A team of researchers from MIT and Shanghai Jiao Tong University has developed a solar-powered desalination device that is resistant to salt clogging and is capable of converting seawater into fresh drinking water.

There are over 21,000 desalination plants operating in different parts of the world. These plants are of great importance as they enable many arid countries to meet their drinking water needs. 

The majority of such facilities exist in Middle-Eastern countries, and you’d be surprised to know that in Kuwait, a staggering 90% of its drinking water supply is derived from desalination plants, followed closely by Oman at 86%, Saudi Arabia at 70%, and the United Arab Emirates at 42%. 

The Claude “Bud” Lewis Carlsbad plant, which is the largest desalination plant in the US, provides fresh water to over three million people. Globally, more than 300 million people currently rely on desalination plants for drinking water. 

However, many of these plants face two big challenges; one is excessive salt clogging and the other is high energy consumption which leads to high operational costs. The MIT team claims that their design can overcome both of these challenges. In fact, it has the potential to produce clean water at costs lower than what people pay for tap water in the US.

“For the first time, it is possible for drinking water produced by sunlight to be cheaper than tap water. This opens up the possibility for solar desalination to address real-world problems,” said Yang Zhong, one of the study authors and a researcher at MIT’s Device Research Laboratory.

The salt-clogging problem in desalination 

Existing solar-powered desalination systems generally comprise two units: a condenser and an evaporator. Using the latter, the incoming salty water is first heated so that it starts to evaporate, as a result, the salt particles are isolated. Meanwhile, the salt-free water vapor reaches the condenser where it is returned to a liquid form.   

Since such systems continuously accumulate salt crystals, their performance reduces with time and they require regular maintenance otherwise, they get blocked. Such frequent maintenance in large plants also increases their running cost. 

“Significant performance degradation due to salt accumulation has posed a challenge to both the long-term reliability of solar desalination and the efficient treatment of hypersaline discharge,” the researchers note.

Thermohaline convection is the key to efficient desalination

To overcome this problem, the researchers employed a technique inspired by thermohaline convection, a natural phenomenon that drives ocean currents. It is the movement of ocean water caused by differences in temperature and salinity. 

What happens in thermohaline convection is that cooler, saltier water sinks (because of higher density), while warmer and less salty water rises to the surface, creating a continuous circulation pattern in the ocean. This circulation helps distribute heat and salt around the world’s oceans and also affects the Earth’s climate.

Unlike existing systems, the proposed multi-stage desalination device doesn’t let salt crystals accumulate by creating a water current within. 

One of the sections of the device is a tilted box-like structure that absorbs sunlight and heats up the ceiling of the box which acts as an evaporator. Saltwater entering from the topside of the box starts evaporating. The resulting water vapor passes to the next stage via the bottom part of the box.

What’s interesting is that the tilted box is situated inside a larger empty vessel-like structure that floats in the saltwater resulting from evaporation. A tube connects the top part of the box to the bottom of the container.

With this setup, as saltwater volume increases it naturally goes up through the tube into the box. Because the box is tilted and the sun heats it up, the water inside starts to swirl around as it moves through. The swirling motions help the water to touch the top part of the box where it evaporates. At the same time, it prevents the salt from settling and causing blockages.

The remaining salt keeps moving within the device and is eventually expelled. Meanwhile, water vapors are condensed and collected as clean drinking water.
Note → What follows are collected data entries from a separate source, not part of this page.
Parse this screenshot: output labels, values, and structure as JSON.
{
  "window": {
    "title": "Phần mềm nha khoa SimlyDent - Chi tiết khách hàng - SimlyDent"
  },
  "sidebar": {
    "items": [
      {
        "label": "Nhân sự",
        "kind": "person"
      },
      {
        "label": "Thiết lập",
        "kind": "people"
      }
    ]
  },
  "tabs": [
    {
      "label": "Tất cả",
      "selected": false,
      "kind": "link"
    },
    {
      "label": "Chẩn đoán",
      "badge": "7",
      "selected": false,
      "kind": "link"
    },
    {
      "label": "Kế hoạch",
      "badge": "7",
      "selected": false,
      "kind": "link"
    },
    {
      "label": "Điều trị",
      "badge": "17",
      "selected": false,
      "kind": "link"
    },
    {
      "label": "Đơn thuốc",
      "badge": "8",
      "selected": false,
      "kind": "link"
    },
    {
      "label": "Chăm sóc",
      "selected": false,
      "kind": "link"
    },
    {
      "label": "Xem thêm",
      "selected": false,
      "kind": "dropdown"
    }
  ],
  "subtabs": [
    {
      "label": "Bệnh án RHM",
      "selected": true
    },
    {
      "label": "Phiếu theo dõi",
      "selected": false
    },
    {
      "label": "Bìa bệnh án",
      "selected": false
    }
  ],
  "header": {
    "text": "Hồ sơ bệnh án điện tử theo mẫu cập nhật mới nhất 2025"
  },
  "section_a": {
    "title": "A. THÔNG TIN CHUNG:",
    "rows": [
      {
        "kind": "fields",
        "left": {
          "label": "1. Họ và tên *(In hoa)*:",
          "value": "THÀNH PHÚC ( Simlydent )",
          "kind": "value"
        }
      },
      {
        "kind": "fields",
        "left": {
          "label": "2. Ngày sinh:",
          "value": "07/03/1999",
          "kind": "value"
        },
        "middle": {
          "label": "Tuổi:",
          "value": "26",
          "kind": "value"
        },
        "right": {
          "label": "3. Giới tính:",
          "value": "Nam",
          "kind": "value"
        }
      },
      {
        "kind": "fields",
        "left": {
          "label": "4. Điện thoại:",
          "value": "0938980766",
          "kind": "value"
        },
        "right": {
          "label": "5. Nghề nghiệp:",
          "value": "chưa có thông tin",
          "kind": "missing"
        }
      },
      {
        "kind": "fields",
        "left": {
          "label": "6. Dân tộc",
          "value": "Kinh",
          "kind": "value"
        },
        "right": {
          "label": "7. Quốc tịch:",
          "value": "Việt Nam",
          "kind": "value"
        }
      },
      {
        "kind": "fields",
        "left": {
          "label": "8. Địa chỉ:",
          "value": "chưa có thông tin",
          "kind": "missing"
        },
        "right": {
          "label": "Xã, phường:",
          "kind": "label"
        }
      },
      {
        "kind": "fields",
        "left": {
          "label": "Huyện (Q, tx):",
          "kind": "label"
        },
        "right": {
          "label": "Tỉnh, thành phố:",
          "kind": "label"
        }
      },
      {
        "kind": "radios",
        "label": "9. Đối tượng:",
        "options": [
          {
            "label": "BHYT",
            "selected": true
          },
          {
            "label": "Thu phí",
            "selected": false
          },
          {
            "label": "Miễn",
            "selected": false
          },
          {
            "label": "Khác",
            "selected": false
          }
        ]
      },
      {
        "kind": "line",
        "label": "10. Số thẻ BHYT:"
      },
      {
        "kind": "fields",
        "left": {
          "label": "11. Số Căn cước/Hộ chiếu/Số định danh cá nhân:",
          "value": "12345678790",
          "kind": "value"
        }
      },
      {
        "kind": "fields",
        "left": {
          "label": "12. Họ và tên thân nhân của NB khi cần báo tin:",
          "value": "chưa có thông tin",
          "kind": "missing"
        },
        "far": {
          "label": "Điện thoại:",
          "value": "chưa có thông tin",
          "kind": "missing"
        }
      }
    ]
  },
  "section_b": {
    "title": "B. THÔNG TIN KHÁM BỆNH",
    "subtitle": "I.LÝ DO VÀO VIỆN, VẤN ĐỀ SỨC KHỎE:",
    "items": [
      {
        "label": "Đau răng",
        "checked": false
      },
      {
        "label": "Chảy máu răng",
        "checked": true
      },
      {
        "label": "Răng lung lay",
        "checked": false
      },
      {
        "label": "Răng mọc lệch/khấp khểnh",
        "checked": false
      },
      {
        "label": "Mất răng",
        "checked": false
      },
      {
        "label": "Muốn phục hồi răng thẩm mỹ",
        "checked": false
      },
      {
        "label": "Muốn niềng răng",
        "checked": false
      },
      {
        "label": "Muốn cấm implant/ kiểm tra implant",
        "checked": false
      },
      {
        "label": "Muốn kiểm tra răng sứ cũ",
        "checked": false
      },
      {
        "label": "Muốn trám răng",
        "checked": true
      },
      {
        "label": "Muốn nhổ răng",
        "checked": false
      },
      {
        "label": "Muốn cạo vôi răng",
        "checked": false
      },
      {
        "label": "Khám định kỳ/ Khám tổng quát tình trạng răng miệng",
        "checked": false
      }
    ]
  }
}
This desalination device has huge potential

The study authors conducted several tests using different prototypes. They claim that in terms of water production rate and salt rejection capacity, their device outperforms all other passive solar desalination systems that are currently in testing.
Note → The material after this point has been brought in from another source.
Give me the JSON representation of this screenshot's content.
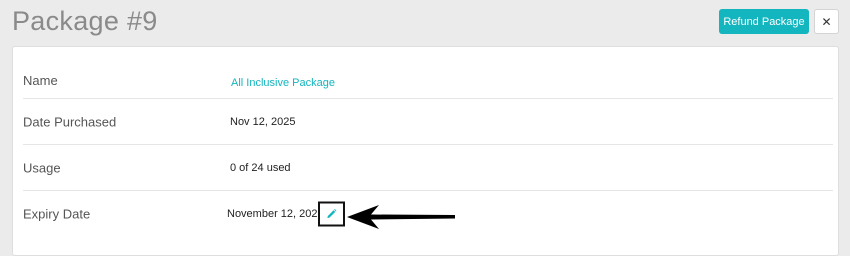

The current prototype is small but they suggest that a suitcase-sized version of their multi-stage desalination device can produce four to six liters of clean drinking water per hour only using seawater and sunlight.

They believe that, at that scale, it won’t require any anti-clogging maintenance tasks and will last many, many years. Also, since no electricity or additional energy source is required, it is capable of generating clean water out of seawater at a price lower than tap water in the US. 

However, whether or not the same technique can work for large desalination plants is yet to be tested.

“With high freshwater production and extreme salt endurance, our device significantly reduces the water production cost, paving a pathway toward the practical adoption of passive solar desalination for a sustainable water economy,” the researchers said.

Hopefully, this technology will increase access to clean drinking water in the future and reduce the carbon footprint of large desalination plants that consume a lot of power.

The study has been published in the journal Joule.